I learned to listen to and respect the coach. I learned to listen to the team captain. I learned how to skate better. I learned how to protect myself. I learned that I had to wait my turn to play. I learned that I was not the centre of the universe, but a team member. I learned how to be punctual and stick to a schedule. I learned how to be responsible for my own body and for the bodies of my team mates and opponents. I learned how to flood a rink and how to shovel it off. I learned that it was better to obey the rules than to sit in the penalty box. I learned to be organized and responsible for my hockey equipment. I learned what sportsmanship was.

Also, what I learned in hockey and football spilled over to individual sports such as skiing. I believe I was better protected against injury in these individual sports because I had participated in team sports. The lessons about respecting my body and the bodies of others were useful, as was the lesson about keeping equipment in good condition.

These great life skills may not be enough to convince parents they should enroll their kids in collision sports. But along with everything those of us in the field have studied and learned about the effects of head injuries such as concussions, we’ve also learned a lot about how to prevent them and teach kids how to play safely.

We know safe participation is possible. It involves a combination of preventive measures and education about concussion identification and management. We need to empower parents to work with us. Hockey moms and dads can make a difference. Here’s a short list to help parents get up to speed:

– A properly fitted helmet is not too big, sits two finger widths above the eyebrows and is snug. If it’s a bike helmet, then the straps form a V under the ears and only one finger can fit between the chin and the strap.

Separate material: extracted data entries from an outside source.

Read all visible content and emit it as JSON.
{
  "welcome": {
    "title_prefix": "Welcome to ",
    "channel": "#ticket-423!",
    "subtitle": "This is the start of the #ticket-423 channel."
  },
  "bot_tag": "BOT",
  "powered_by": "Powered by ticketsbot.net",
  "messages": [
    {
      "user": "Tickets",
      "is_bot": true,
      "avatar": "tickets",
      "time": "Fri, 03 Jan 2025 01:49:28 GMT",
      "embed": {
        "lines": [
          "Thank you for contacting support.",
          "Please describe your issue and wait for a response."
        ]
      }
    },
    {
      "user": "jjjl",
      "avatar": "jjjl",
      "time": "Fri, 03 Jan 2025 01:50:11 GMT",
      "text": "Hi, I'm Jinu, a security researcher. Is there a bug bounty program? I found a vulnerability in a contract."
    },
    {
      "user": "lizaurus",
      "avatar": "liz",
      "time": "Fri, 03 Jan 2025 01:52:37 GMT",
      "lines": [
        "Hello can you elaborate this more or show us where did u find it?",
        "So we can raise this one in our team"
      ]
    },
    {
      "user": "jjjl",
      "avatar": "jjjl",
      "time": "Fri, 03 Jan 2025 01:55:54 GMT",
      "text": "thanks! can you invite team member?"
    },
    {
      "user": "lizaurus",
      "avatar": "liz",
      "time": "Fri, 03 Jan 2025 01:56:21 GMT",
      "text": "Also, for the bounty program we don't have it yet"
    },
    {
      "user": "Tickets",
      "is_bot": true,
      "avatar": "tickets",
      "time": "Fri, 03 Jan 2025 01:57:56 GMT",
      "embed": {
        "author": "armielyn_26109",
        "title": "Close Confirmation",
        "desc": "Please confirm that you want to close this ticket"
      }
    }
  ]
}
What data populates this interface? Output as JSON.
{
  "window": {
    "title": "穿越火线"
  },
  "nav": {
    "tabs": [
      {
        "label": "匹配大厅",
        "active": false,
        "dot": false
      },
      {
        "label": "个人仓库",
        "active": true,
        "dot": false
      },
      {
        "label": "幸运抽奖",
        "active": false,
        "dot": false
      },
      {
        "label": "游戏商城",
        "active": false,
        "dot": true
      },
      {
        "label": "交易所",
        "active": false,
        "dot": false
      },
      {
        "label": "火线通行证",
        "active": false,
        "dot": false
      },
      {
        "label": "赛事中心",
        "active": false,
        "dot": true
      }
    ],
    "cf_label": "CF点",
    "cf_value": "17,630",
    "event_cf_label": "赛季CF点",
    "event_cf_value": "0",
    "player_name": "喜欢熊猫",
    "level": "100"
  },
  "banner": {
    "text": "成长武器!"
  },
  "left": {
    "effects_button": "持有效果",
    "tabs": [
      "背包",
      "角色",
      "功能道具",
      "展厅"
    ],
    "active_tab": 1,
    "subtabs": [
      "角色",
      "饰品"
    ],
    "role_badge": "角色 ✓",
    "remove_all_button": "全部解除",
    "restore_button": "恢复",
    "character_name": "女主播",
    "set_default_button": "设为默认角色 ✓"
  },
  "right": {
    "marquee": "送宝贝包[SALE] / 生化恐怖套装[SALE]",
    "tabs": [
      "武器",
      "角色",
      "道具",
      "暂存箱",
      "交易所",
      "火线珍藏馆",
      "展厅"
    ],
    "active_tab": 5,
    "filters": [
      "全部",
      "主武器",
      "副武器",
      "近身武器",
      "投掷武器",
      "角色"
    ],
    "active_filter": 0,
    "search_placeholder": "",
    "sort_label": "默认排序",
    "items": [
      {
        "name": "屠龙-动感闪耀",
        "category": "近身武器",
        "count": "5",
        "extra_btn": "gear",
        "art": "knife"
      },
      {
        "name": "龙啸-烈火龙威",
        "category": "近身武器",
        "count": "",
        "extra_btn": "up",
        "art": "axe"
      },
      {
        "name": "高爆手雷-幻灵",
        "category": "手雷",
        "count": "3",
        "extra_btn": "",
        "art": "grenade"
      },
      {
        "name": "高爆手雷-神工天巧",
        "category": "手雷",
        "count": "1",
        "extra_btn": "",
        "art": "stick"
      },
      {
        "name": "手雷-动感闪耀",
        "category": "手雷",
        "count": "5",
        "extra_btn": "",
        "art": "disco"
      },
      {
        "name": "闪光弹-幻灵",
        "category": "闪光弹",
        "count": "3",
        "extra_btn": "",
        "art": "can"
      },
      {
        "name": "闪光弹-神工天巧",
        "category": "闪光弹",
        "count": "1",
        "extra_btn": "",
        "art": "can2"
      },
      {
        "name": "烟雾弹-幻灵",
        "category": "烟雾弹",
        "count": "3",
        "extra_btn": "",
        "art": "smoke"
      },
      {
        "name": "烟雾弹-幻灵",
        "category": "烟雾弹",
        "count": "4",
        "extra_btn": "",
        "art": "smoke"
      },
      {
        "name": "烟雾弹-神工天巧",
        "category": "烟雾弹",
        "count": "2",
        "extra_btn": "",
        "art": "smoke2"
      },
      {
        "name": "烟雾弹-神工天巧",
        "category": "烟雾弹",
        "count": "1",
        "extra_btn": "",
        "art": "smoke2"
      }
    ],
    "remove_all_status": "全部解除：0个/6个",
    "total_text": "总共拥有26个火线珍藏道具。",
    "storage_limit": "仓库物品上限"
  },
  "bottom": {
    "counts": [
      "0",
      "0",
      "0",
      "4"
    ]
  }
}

If it’s a hockey helmet, the same one-finger rule applies.

– Your child doesn’t need to lose consciousness or be hit in the head to sustain a concussion. A blow to the chest can also cause a whiplash effect on the brain.

– Experts now agree that there are at least 40 to 50 concussion symptoms, of which headaches, dizziness and imbalance are most frequent; physicians now only need a single symptom to make the diagnosis.

– Recent research has shown that adolescents are the age group most sensitive to the effects of concussions – more than children or adults. For this age group, cognitive deficits sometimes persist for many months after injury.

– The only treatment proven to work for concussion is mental and physical rest. No school, no TV, no sports for a brief time at the beginning with gradual reintroduction of activities as tolerated.

– Before they sign up, parents should ask sports organizations and coaches whether they emphasize fun, respect for opponents, fair and safe play, and strict rule enforcement. Parents are a major force for convincing the league bosses, both amateur and professional, that safety is important.

Just as our kids learn about teamwork, it’s a team effort between parents and coaches to keep our kids safe and let them enjoy any and all sports. We want kids to continue playing sports as kids and then as adults.

Dr. Charles Tator is a neurosurgeon at the Krembil Neuroscience Centre of Toronto Western Hospital. He is also the founder of ThinkFirst, now part of Parachute Canada, a national non-profit organization dedicated to the prevention of brain, spinal cord and other injuries, and the research lead for the Canadian Sports Concussion Project which is studying the long-term effects of repetitive concussions.